I have questions for you:

  • Did you start the financial year with agreed, written objectives? 

(by the way, the year starts on day 1 not in the middle of month 2!)

  • Do you personally get the right levels of support to help you deliver?
  • Have you had regular one to ones to review progress? 

(by the way, reviewing progress is not a quick, “so how’s it going?”)

  • Do you believe you will benefit if you deliver against expectations?
  • Do you believe there will be real consequences if you don’t deliver?
  • Does everyone in your business answer these questions the same, positive way?

These questions matter.

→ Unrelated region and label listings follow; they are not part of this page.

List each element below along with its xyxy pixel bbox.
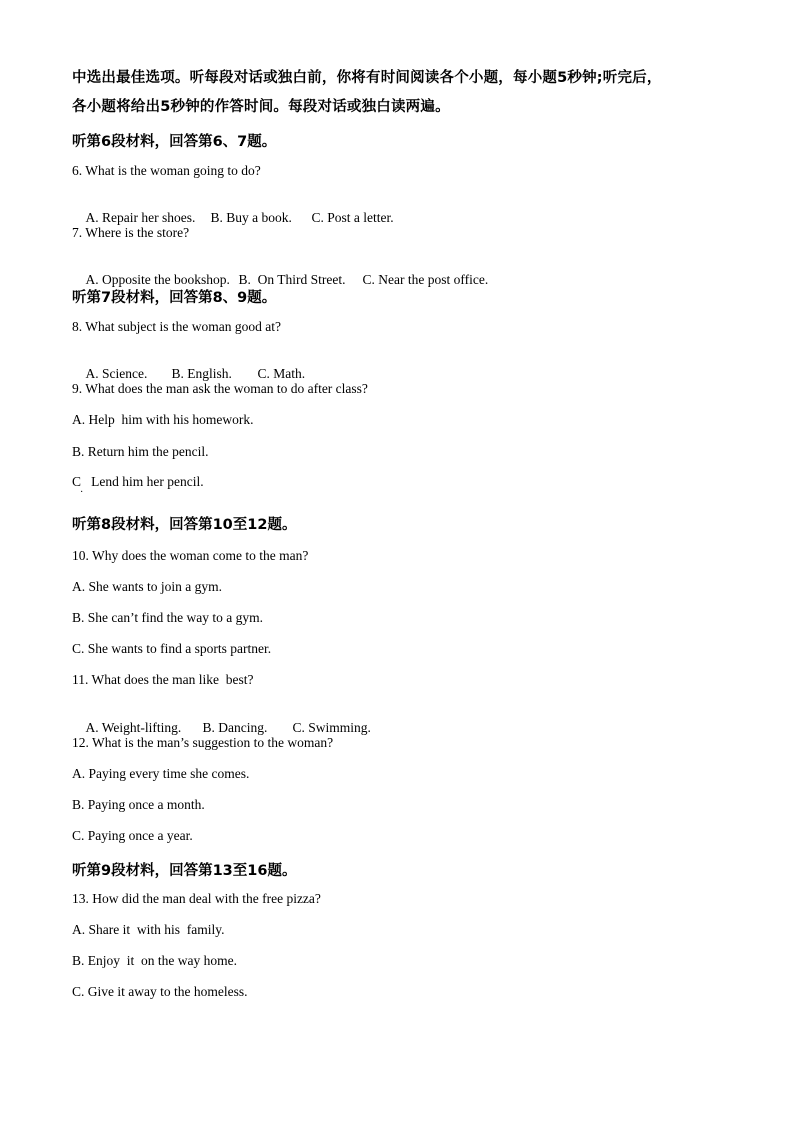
question-10-option-c: C. She wants to find a sports partner.	[72, 641, 272, 656]
question-13-option-a: A. Share it with his family.	[72, 922, 225, 937]
section-7-heading: 听第7段材料，回答第8、9题。	[72, 290, 277, 306]
option-c: C. Post a letter.	[311, 210, 394, 225]
question-8: 8. What subject is the woman good at?	[72, 319, 281, 334]
question-10-option-b: B. She can’t find the way to a gym.	[72, 610, 263, 625]
question-12-option-b: B. Paying once a month.	[72, 797, 205, 812]
question-7: 7. Where is the store?	[72, 225, 190, 240]
option-a: A. Science.	[85, 366, 148, 381]
question-10: 10. Why does the woman come to the man?	[72, 548, 309, 563]
option-b: B. On Third Street.	[238, 272, 346, 287]
question-9-option-b: B. Return him the pencil.	[72, 444, 209, 459]
question-9-option-c: C Lend him her pencil.	[72, 474, 204, 489]
question-6: 6. What is the woman going to do?	[72, 163, 261, 178]
question-12-option-c: C. Paying once a year.	[72, 828, 193, 843]
option-b: B. Dancing.	[202, 720, 268, 735]
option-b: B. Buy a book.	[210, 210, 292, 225]
option-a: A. Repair her shoes.	[85, 210, 196, 225]
question-9-option-a: A. Help him with his homework.	[72, 412, 254, 427]
question-13: 13. How did the man deal with the free pizza?	[72, 891, 321, 906]
question-13-option-c: C. Give it away to the homeless.	[72, 984, 248, 999]
intro-paragraph	[72, 64, 732, 122]
question-12-option-a: A. Paying every time she comes.	[72, 766, 250, 781]
option-a: A. Opposite the bookshop.	[85, 272, 230, 287]
section-8-heading: 听第8段材料，回答第10至12题。	[72, 517, 297, 533]
question-9: 9. What does the man ask the woman to do after class?	[72, 381, 368, 396]
stray-mark: ·	[80, 487, 84, 498]
question-11: 11. What does the man like best?	[72, 672, 254, 687]
section-6-heading: 听第6段材料，回答第6、7题。	[72, 134, 277, 150]
section-9-heading: 听第9段材料，回答第13至16题。	[72, 863, 297, 879]
option-c: C. Swimming.	[292, 720, 371, 735]
intro-line-2: 各小题将给出5秒钟的作答时间。每段对话或独白读两遍。	[72, 99, 450, 115]
option-c: C. Near the post office.	[362, 272, 489, 287]
question-13-option-b: B. Enjoy it on the way home.	[72, 953, 237, 968]
option-b: B. English.	[171, 366, 232, 381]
intro-line-1: 中选出最佳选项。听每段对话或独白前，你将有时间阅读各个小题，每小题5秒钟;听完后，	[72, 70, 662, 86]
question-12: 12. What is the man’s suggestion to the woman?	[72, 735, 334, 750]
question-10-option-a: A. She wants to join a gym.	[72, 579, 222, 594]
option-c: C. Math.	[257, 366, 306, 381]
option-a: A. Weight-lifting.	[85, 720, 182, 735]
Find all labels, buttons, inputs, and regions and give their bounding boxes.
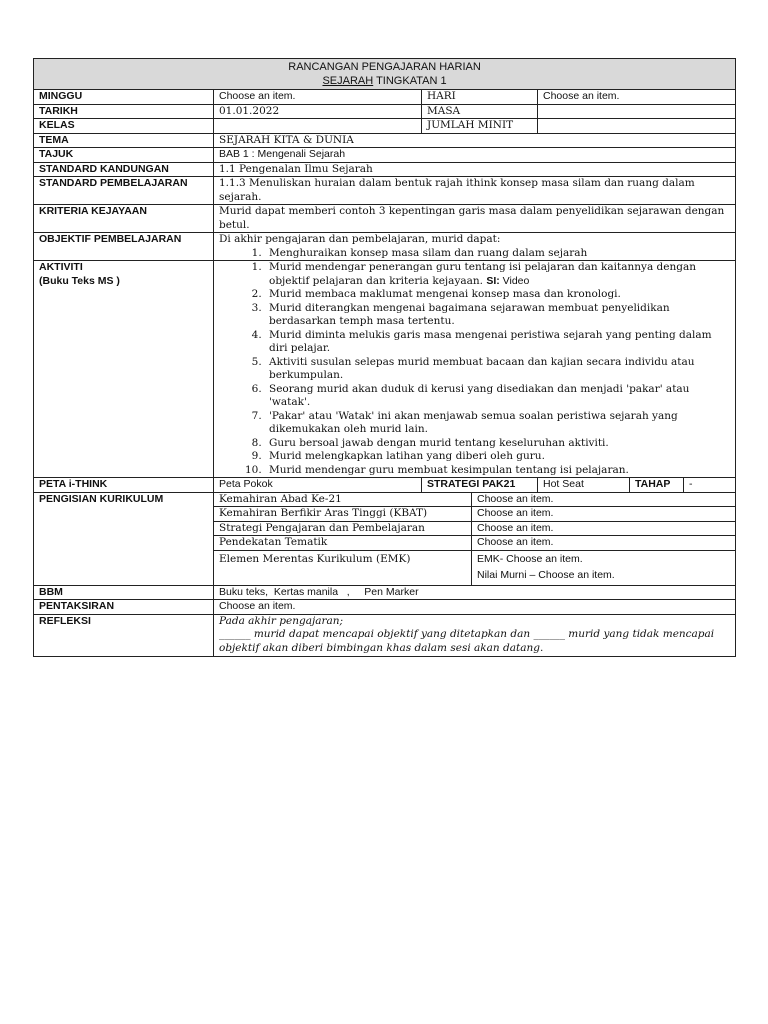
minggu-label: MINGGU — [34, 90, 214, 105]
aktiviti-item: 3. Murid diterangkan mengenai bagaimana sejarawan membuat penyelidikan berdasarkan temph masa tertentu. — [265, 302, 730, 329]
tema-value[interactable]: SEJARAH KITA & DUNIA — [214, 133, 736, 148]
pentaksiran-label: PENTAKSIRAN — [34, 600, 214, 615]
tahap-value[interactable]: - — [684, 478, 736, 493]
aktiviti-sublabel: (Buku Teks MS ) — [39, 274, 120, 287]
pengisian-item-name: Strategi Pengajaran dan Pembelajaran — [214, 521, 472, 536]
peta-value[interactable]: Peta Pokok — [214, 478, 422, 493]
tarikh-label: TARIKH — [34, 104, 214, 119]
standard-kandungan-value[interactable]: 1.1 Pengenalan Ilmu Sejarah — [214, 162, 736, 177]
si-value: Video — [499, 274, 530, 287]
row-minggu — [34, 90, 736, 105]
refleksi-label: REFLEKSI — [34, 614, 214, 657]
document-subtitle — [34, 74, 735, 88]
masa-label: MASA — [422, 104, 538, 119]
row-refleksi — [34, 614, 736, 657]
tarikh-value[interactable]: 01.01.2022 — [214, 104, 422, 119]
row-pentaksiran — [34, 600, 736, 615]
lesson-plan-table — [33, 58, 736, 657]
document-header — [34, 59, 736, 90]
aktiviti-label-cell — [34, 261, 214, 478]
form-level: TINGKATAN 1 — [373, 75, 447, 87]
hari-dropdown[interactable]: Choose an item. — [538, 90, 736, 105]
row-kriteria — [34, 205, 736, 233]
kelas-value[interactable] — [214, 119, 422, 134]
hari-label: HARI — [422, 90, 538, 105]
pengisian-item-name: Kemahiran Abad Ke-21 — [214, 492, 472, 507]
aktiviti-item-text: Murid mendengar penerangan guru tentang isi pelajaran dan kaitannya dengan objektif pelajaran dan kriteria kejayaan. — [269, 261, 696, 287]
lesson-plan-document — [33, 58, 735, 657]
aktiviti-item — [265, 261, 730, 288]
pengisian-label: PENGISIAN KURIKULUM — [34, 492, 214, 585]
aktiviti-label: AKTIVITI — [39, 261, 83, 273]
tajuk-label: TAJUK — [34, 148, 214, 163]
row-objektif — [34, 233, 736, 261]
peta-label: PETA i-THINK — [34, 478, 214, 493]
strategi-value[interactable]: Hot Seat — [538, 478, 630, 493]
aktiviti-item: 6. Seorang murid akan duduk di kerusi yang disediakan dan menjadi 'pakar' atau 'watak'. — [265, 383, 730, 410]
masa-value[interactable] — [538, 104, 736, 119]
kelas-label: KELAS — [34, 119, 214, 134]
refleksi-value[interactable] — [214, 614, 736, 657]
objektif-value[interactable] — [214, 233, 736, 261]
aktiviti-item: 7. 'Pakar' atau 'Watak' ini akan menjawab semua soalan peristiwa sejarah yang dikemukakan oleh murid lain. — [265, 410, 730, 437]
emk-dropdown[interactable]: EMK- Choose an item. — [477, 552, 583, 565]
pentaksiran-dropdown[interactable]: Choose an item. — [214, 600, 736, 615]
document-title: RANCANGAN PENGAJARAN HARIAN — [288, 61, 481, 73]
jumlah-minit-label: JUMLAH MINIT — [422, 119, 538, 134]
refleksi-line2: ______ murid dapat mencapai objektif yang ditetapkan dan ______ murid yang tidak mencapai objektif akan diberi bimbingan khas dalam sesi akan datang. — [219, 628, 715, 654]
emk-cell — [472, 550, 736, 585]
si-label: SI: — [486, 274, 500, 287]
aktiviti-list — [219, 261, 730, 477]
row-kelas — [34, 119, 736, 134]
pengisian-item-dropdown[interactable]: Choose an item. — [472, 492, 736, 507]
row-tarikh — [34, 104, 736, 119]
aktiviti-item: 9. Murid melengkapkan latihan yang diberi oleh guru. — [265, 450, 730, 464]
refleksi-line1: Pada akhir pengajaran; — [219, 614, 344, 627]
kriteria-label: KRITERIA KEJAYAAN — [34, 205, 214, 233]
row-tajuk — [34, 148, 736, 163]
tahap-label: TAHAP — [630, 478, 684, 493]
pengisian-item-dropdown[interactable]: Choose an item. — [472, 536, 736, 551]
row-tema — [34, 133, 736, 148]
tema-label: TEMA — [34, 133, 214, 148]
aktiviti-item: 5. Aktiviti susulan selepas murid membuat bacaan dan kajian secara individu atau berkumpulan. — [265, 356, 730, 383]
row-standard-pembelajaran — [34, 177, 736, 205]
standard-pembelajaran-value[interactable]: 1.1.3 Menuliskan huraian dalam bentuk rajah ithink konsep masa silam dan ruang dalam sejarah. — [214, 177, 736, 205]
objektif-item: 1. Menghuraikan konsep masa silam dan ruang dalam sejarah — [265, 247, 730, 261]
header-row — [34, 59, 736, 90]
pengisian-item-name: Pendekatan Tematik — [214, 536, 472, 551]
pengisian-item-name: Elemen Merentas Kurikulum (EMK) — [214, 550, 472, 585]
objektif-list — [219, 247, 730, 261]
aktiviti-item: 4. Murid diminta melukis garis masa mengenai peristiwa sejarah yang penting dalam diri pelajar. — [265, 329, 730, 356]
row-pengisian-1 — [34, 492, 736, 507]
nilai-murni-dropdown[interactable]: Nilai Murni – Choose an item. — [477, 569, 615, 581]
objektif-label: OBJEKTIF PEMBELAJARAN — [34, 233, 214, 261]
standard-pembelajaran-label: STANDARD PEMBELAJARAN — [34, 177, 214, 205]
row-peta-ithink — [34, 478, 736, 493]
aktiviti-item: 2. Murid membaca maklumat mengenai konsep masa dan kronologi. — [265, 288, 730, 302]
aktiviti-item: 8. Guru bersoal jawab dengan murid tentang keseluruhan aktiviti. — [265, 437, 730, 451]
kriteria-value[interactable]: Murid dapat memberi contoh 3 kepentingan garis masa dalam penyelidikan sejarawan dengan betul. — [214, 205, 736, 233]
jumlah-minit-value[interactable] — [538, 119, 736, 134]
pengisian-item-name: Kemahiran Berfikir Aras Tinggi (KBAT) — [214, 507, 472, 522]
pengisian-item-dropdown[interactable]: Choose an item. — [472, 507, 736, 522]
bbm-label: BBM — [34, 585, 214, 600]
aktiviti-value[interactable] — [214, 261, 736, 478]
row-bbm — [34, 585, 736, 600]
minggu-dropdown[interactable]: Choose an item. — [214, 90, 422, 105]
tajuk-value[interactable]: BAB 1 : Mengenali Sejarah — [214, 148, 736, 163]
subject-name: SEJARAH — [322, 75, 374, 87]
bbm-value[interactable]: Buku teks, Kertas manila , Pen Marker — [214, 585, 736, 600]
objektif-intro: Di akhir pengajaran dan pembelajaran, murid dapat: — [219, 233, 501, 245]
strategi-label: STRATEGI PAK21 — [422, 478, 538, 493]
pengisian-item-dropdown[interactable]: Choose an item. — [472, 521, 736, 536]
standard-kandungan-label: STANDARD KANDUNGAN — [34, 162, 214, 177]
row-aktiviti — [34, 261, 736, 478]
aktiviti-item: 10. Murid mendengar guru membuat kesimpulan tentang isi pelajaran. — [265, 464, 730, 478]
row-standard-kandungan — [34, 162, 736, 177]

Because, if the answer to even one of them is No then I think there’s a good chance that you, your team or business are not delivering the highest performance possible.

I’m starting to believe that creating a high performing business (one that does everything that it hoped for, and then some more) is about having a laser focus on executing four things, which I rather cunningly label EIRC (I know that sounds a bit like a nuclear research centre, but bear with me!):

1.     Set clear Expectations about deliverables, change and behaviour

2.     Investments in people to help them meet their objectives

3.     Regularly Review progress against those specific deliverables

4.     Have rewards and other Consequences for meeting/exceeding expectations

Of course, you can add to this plenty of detail like: 

  • Make sure expectations are mutually agreed, stretching, but achievable, set before the period not in the middle of it .. should I go on?
  • Regularly adjust expectations as things change (very few of us work in 1 year cycles any more, most are in months)
  • Ensure consequences are explicit as well as psychological (people often fear being fired more strongly than it is likely to happen, but sometimes also need other negative consequences spelled out like impacts oil their reputation, advancement etc.) 
  • Linking objectives to form a co-ordinated whole

But, do you know what, if you just did these four steps consistently, to a high level, with everyone else buying in, then you’d be a long, long way towards high performance. Right?